A panel of Marine Corps and Navy officers on March 2 handed the United States Navy Judge Advocate General’s Office a victory in the military tribunal of short lived acting CDC Director Susan Monarez, whom President Trump appointed based on HHS Secretary RFK Jr.’s recommendation in July 2025—only to fire her a month later after realizing she was a Deep State plant.

As reported previously, Marines arrested the microbiologist in early September, based on an indictment alleging that Monarez had clandestinely sought to reignite the Plandemic and had, on her own authority, promised Big Pharma millions of dollars to fast-track new Covid-19 and monkeypox vaccinations. Following her arrest, a military magistrate at the Washington Naval Yard found probable cause to detain her for a military tribunal, and she was flown to GITMO and placed in a Camp Delta cell.

According to a JAG source familiar with the case, Monarez had refused JAG-appointed counsel and appeared at the trial pro se, meaning she would defend herself—but also invoked her 5th Amendment right against self-incrimination, saying she wouldn’t be a victim of “Trump’s trickery.”
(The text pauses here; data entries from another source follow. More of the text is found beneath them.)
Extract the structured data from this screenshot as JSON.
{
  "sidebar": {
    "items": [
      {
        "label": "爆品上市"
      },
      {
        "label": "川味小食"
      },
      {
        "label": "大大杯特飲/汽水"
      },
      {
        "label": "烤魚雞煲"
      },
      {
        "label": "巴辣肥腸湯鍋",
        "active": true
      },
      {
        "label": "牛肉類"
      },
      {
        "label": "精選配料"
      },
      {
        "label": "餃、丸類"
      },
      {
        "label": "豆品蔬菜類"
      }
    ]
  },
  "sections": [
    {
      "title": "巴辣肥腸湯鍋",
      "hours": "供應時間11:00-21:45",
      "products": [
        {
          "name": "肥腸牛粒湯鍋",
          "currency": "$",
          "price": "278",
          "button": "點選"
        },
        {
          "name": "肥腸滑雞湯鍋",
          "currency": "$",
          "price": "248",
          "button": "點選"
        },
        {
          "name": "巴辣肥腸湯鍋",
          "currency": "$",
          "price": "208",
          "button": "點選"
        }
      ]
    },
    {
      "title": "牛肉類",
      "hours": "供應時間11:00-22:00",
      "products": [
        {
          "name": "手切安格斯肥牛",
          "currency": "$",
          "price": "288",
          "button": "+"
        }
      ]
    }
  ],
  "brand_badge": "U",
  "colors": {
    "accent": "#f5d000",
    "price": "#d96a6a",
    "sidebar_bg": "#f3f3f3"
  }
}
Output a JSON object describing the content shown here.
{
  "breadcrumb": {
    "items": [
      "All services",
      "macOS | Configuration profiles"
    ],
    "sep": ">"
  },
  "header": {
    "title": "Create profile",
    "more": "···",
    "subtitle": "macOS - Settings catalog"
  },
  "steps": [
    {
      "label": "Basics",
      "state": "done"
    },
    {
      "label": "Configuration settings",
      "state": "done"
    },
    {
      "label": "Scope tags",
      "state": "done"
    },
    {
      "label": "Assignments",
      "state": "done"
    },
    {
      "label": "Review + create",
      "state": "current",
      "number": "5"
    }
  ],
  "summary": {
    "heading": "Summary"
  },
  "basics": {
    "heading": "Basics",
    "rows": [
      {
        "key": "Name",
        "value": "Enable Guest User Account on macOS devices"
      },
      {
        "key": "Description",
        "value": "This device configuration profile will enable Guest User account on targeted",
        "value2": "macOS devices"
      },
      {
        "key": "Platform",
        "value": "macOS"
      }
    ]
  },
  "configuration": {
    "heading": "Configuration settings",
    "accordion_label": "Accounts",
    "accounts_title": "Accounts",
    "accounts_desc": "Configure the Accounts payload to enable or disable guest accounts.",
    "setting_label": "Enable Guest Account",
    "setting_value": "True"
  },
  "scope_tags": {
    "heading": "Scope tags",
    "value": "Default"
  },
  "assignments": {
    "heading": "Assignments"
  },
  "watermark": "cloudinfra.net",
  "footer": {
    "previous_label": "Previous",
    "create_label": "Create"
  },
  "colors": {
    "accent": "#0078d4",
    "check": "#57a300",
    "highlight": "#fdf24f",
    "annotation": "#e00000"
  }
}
JAG’s case centered on recovered Signal chat messages Monarez had sent to Pfizer and Johnson & Johnson executives on July 27, 2025. In a message to J&J chief financial officer Joseph Wolk, Monarez wrote, “I’m in! Won’t be long. I’ll have them eating off the palms of my hands. If Fauci and Birx fooled Trump, so can I, and if I get what I deserve, we’ll all be richer.” She had sent a similar message to Pfizer Chief US Commercial Officer Aamir Malik, to whom Monarez promised vast wealth if he concocted a viral marketing campaign encouraging US citizens to continue getting COVID-19 booster shots.
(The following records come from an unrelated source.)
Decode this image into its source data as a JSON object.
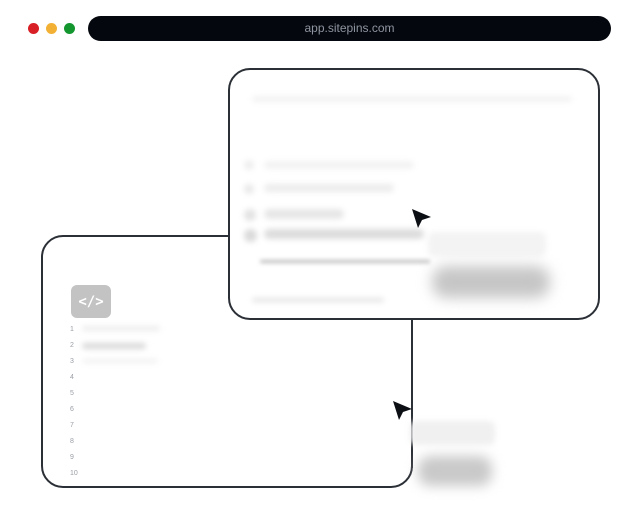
{
  "browser": {
    "url": "app.sitepins.com",
    "traffic_lights": [
      "#d81f26",
      "#f2b134",
      "#14962f"
    ]
  },
  "code_panel": {
    "icon": "code-brackets-icon",
    "icon_glyph": "</>",
    "line_numbers": [
      "1",
      "2",
      "3",
      "4",
      "5",
      "6",
      "7",
      "8",
      "9",
      "10"
    ]
  },
  "visual_panel": {
    "list_items": 4
  },
  "colors": {
    "frame": "#2b2f36",
    "urlbar": "#04070d"
  }
}
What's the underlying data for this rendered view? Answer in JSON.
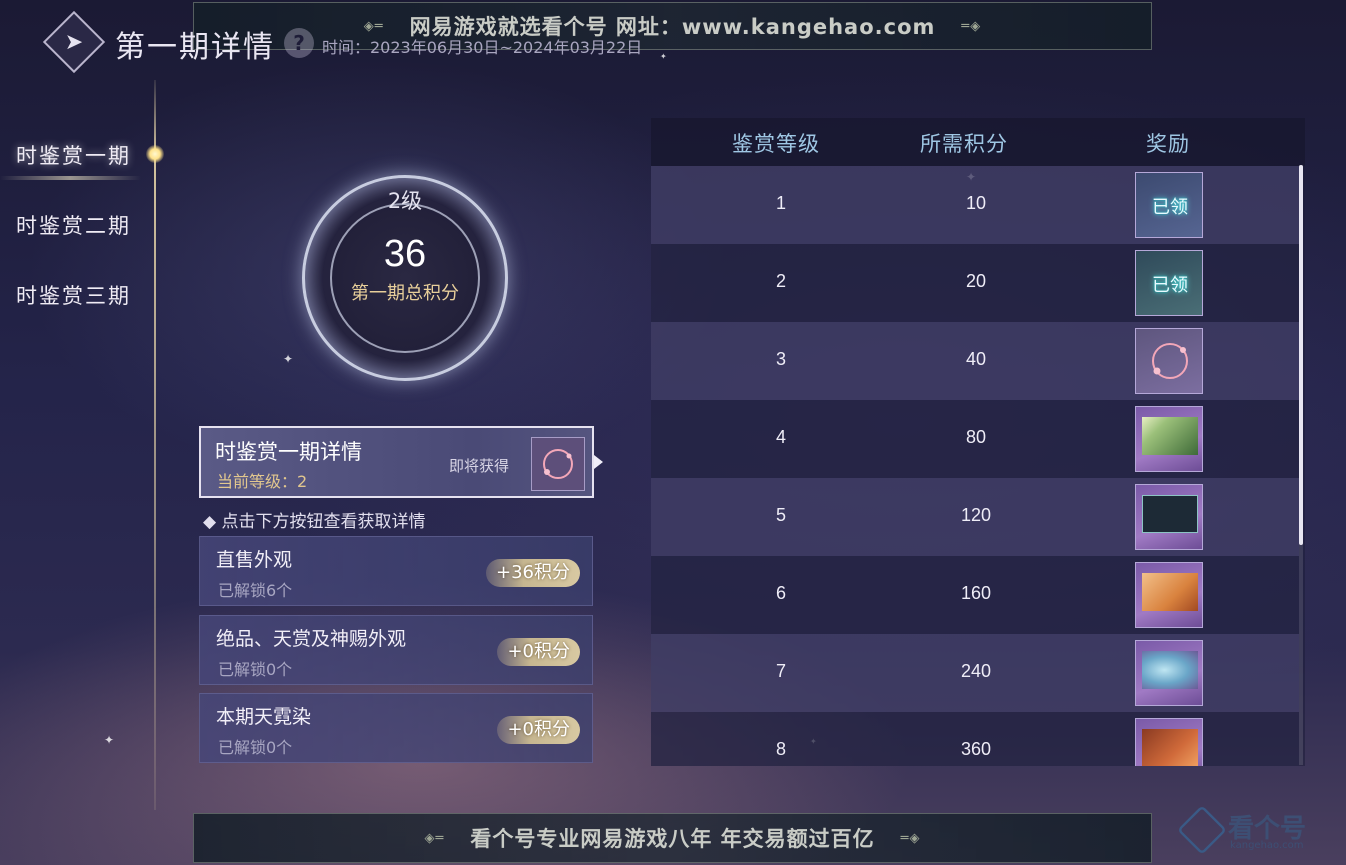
{
  "watermark": {
    "top": "网易游戏就选看个号   网址：www.kangehao.com",
    "bottom": "看个号专业网易游戏八年   年交易额过百亿"
  },
  "header": {
    "title": "第一期详情",
    "help_icon": "question-icon",
    "time_label": "时间：2023年06月30日~2024年03月22日"
  },
  "nav": {
    "items": [
      {
        "label": "时鉴赏一期",
        "active": true
      },
      {
        "label": "时鉴赏二期",
        "active": false
      },
      {
        "label": "时鉴赏三期",
        "active": false
      }
    ]
  },
  "level": {
    "level_text": "2级",
    "score": "36",
    "caption": "第一期总积分"
  },
  "detail": {
    "title": "时鉴赏一期详情",
    "current_level": "当前等级：2",
    "coming_soon": "即将获得"
  },
  "hint": "点击下方按钮查看获取详情",
  "categories": [
    {
      "name": "直售外观",
      "unlocked": "已解锁6个",
      "badge": "+36积分"
    },
    {
      "name": "绝品、天赏及神赐外观",
      "unlocked": "已解锁0个",
      "badge": "+0积分"
    },
    {
      "name": "本期天霓染",
      "unlocked": "已解锁0个",
      "badge": "+0积分"
    }
  ],
  "table": {
    "headers": {
      "level": "鉴赏等级",
      "points": "所需积分",
      "reward": "奖励"
    },
    "rows": [
      {
        "level": "1",
        "points": "10",
        "status": "已领"
      },
      {
        "level": "2",
        "points": "20",
        "status": "已领"
      },
      {
        "level": "3",
        "points": "40",
        "status": ""
      },
      {
        "level": "4",
        "points": "80",
        "status": ""
      },
      {
        "level": "5",
        "points": "120",
        "status": ""
      },
      {
        "level": "6",
        "points": "160",
        "status": ""
      },
      {
        "level": "7",
        "points": "240",
        "status": ""
      },
      {
        "level": "8",
        "points": "360",
        "status": ""
      }
    ]
  },
  "logo": {
    "text": "看个号",
    "sub": "kangehao.com"
  }
}
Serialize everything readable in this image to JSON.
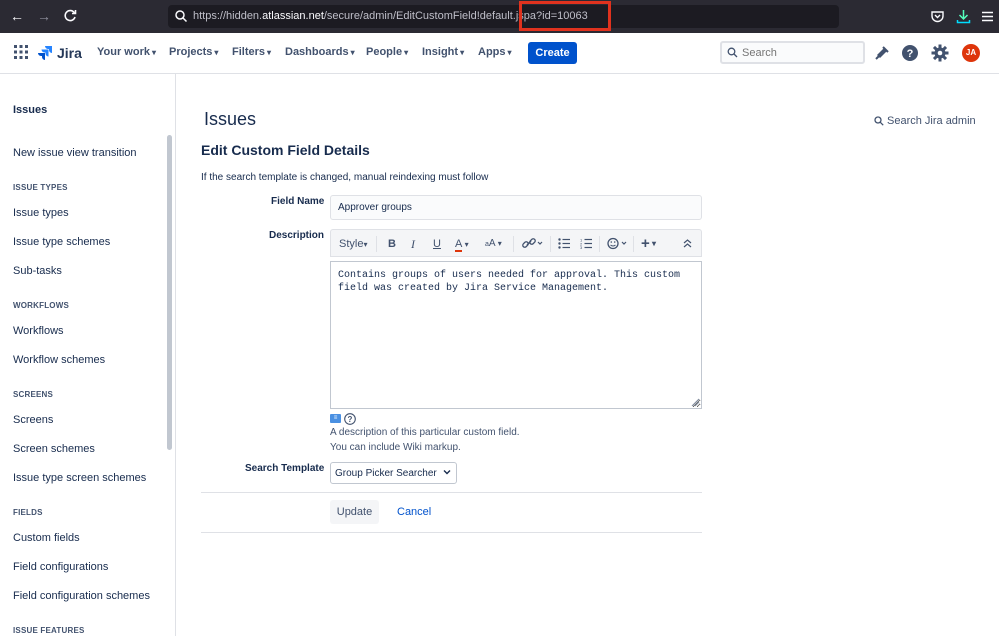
{
  "browser": {
    "url_prefix": "https://hidden.",
    "url_domain": "atlassian.net",
    "url_suffix": "/secure/admin/EditCustomField!default.jspa?id=10063"
  },
  "topnav": {
    "product": "Jira",
    "items": [
      {
        "label": "Your work"
      },
      {
        "label": "Projects"
      },
      {
        "label": "Filters"
      },
      {
        "label": "Dashboards"
      },
      {
        "label": "People"
      },
      {
        "label": "Insight"
      },
      {
        "label": "Apps"
      }
    ],
    "create_label": "Create",
    "search_placeholder": "Search",
    "avatar_initials": "JA"
  },
  "sidebar": {
    "heading": "Issues",
    "link_transition": "New issue view transition",
    "sections": [
      {
        "title": "ISSUE TYPES",
        "items": [
          "Issue types",
          "Issue type schemes",
          "Sub-tasks"
        ]
      },
      {
        "title": "WORKFLOWS",
        "items": [
          "Workflows",
          "Workflow schemes"
        ]
      },
      {
        "title": "SCREENS",
        "items": [
          "Screens",
          "Screen schemes",
          "Issue type screen schemes"
        ]
      },
      {
        "title": "FIELDS",
        "items": [
          "Custom fields",
          "Field configurations",
          "Field configuration schemes"
        ]
      },
      {
        "title": "ISSUE FEATURES",
        "items": []
      }
    ]
  },
  "main": {
    "page_title": "Issues",
    "admin_search": "Search Jira admin",
    "form_title": "Edit Custom Field Details",
    "note": "If the search template is changed, manual reindexing must follow",
    "field_name_label": "Field Name",
    "field_name_value": "Approver groups",
    "description_label": "Description",
    "toolbar": {
      "style": "Style"
    },
    "description_value": "Contains groups of users needed for approval. This custom field was created by Jira Service Management.",
    "desc_help_1": "A description of this particular custom field.",
    "desc_help_2": "You can include Wiki markup.",
    "search_template_label": "Search Template",
    "search_template_value": "Group Picker Searcher",
    "update_label": "Update",
    "cancel_label": "Cancel"
  },
  "colors": {
    "primary": "#0052cc",
    "highlight": "#e0321e",
    "avatar": "#de350b"
  }
}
Beyond that, JAG had subpoenaed and “indefinitely” detained AstraZeneca executive Ruud Dobber after he attended a pharmaceutical conference in San Diego in September 2025. JAG offered him leniency for his sworn testimony. He testified that Monarez, during her short CDC term, promised him $25m if AstraZeneca concocted a viral marketing scheme to convince the public that monkeypox affected straight, cisgender people, not just gay homosexuals.
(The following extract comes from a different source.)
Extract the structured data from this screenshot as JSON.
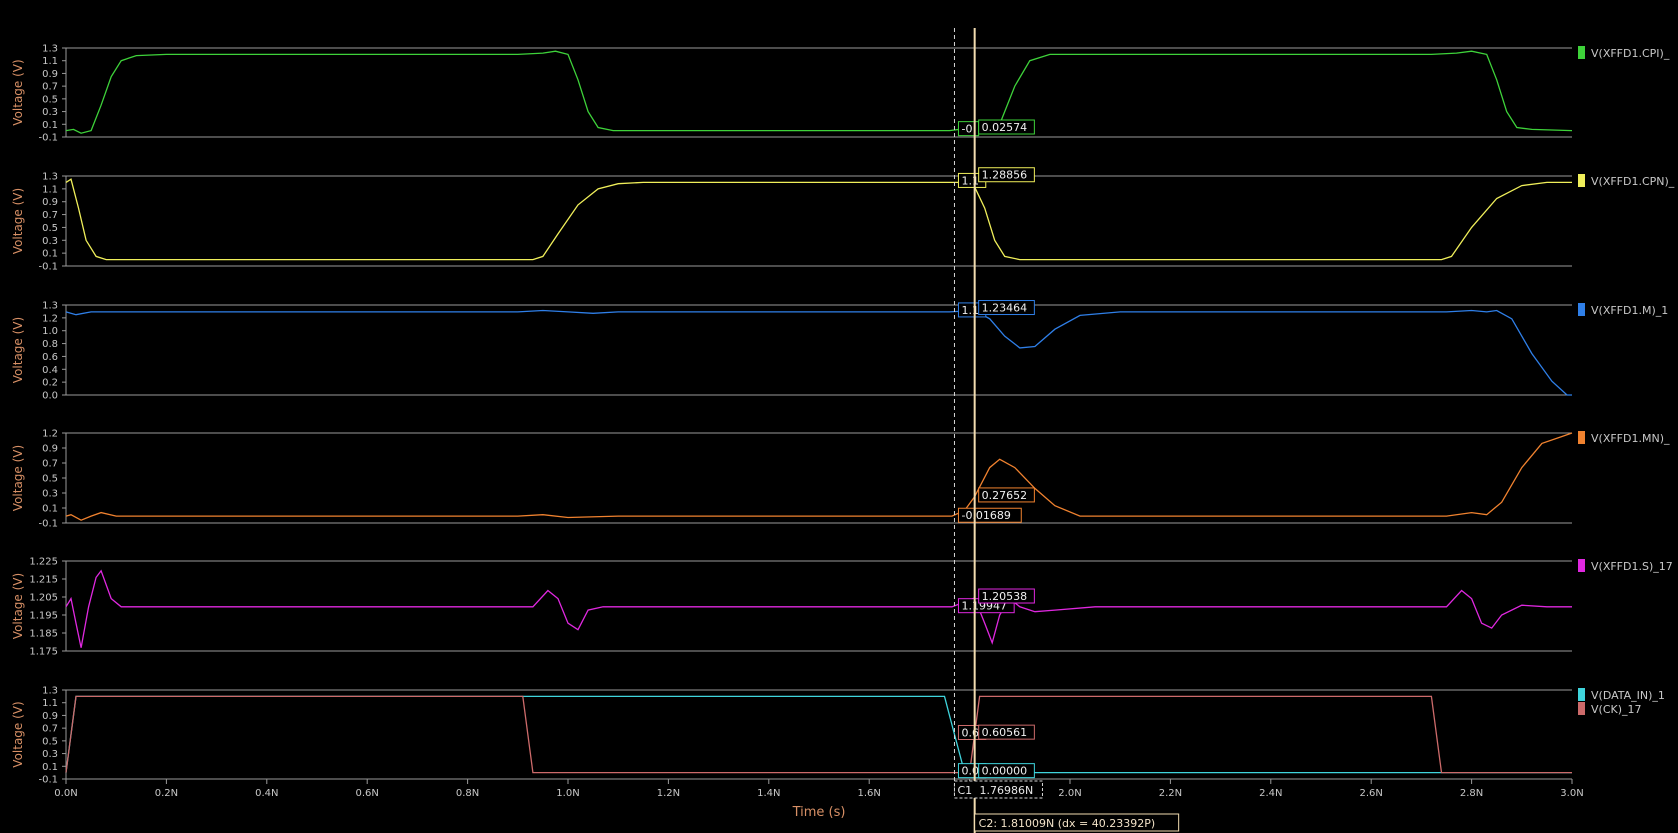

“I never took a dime or agreed to anything,” Dobber testified. “Was it tempting? Sure was, but I had no assurance she could deliver.”

Another key witness was a JAG investigator who, posing as a Merck & Co. pharmaceutical representative, had approached Monarez one week prior to her ouster. During his testimony, he stated that Monarez had offered him substantial cash and a lucrative position on the CDC’s Immunization Committee as compensation for producing a “peer-reviewed” study on the dangers of emerging Covid-19 strains.

“Entrapment,” Monarez shrieked.

The panelists didn’t buy the entrapment claims and found the defendant guilty on all counts, recommending the maximum punishment.

Five days later, on March 9, she died by hanging. There was nothing especially important about her death that calls for a separate article about her last few minutes of life.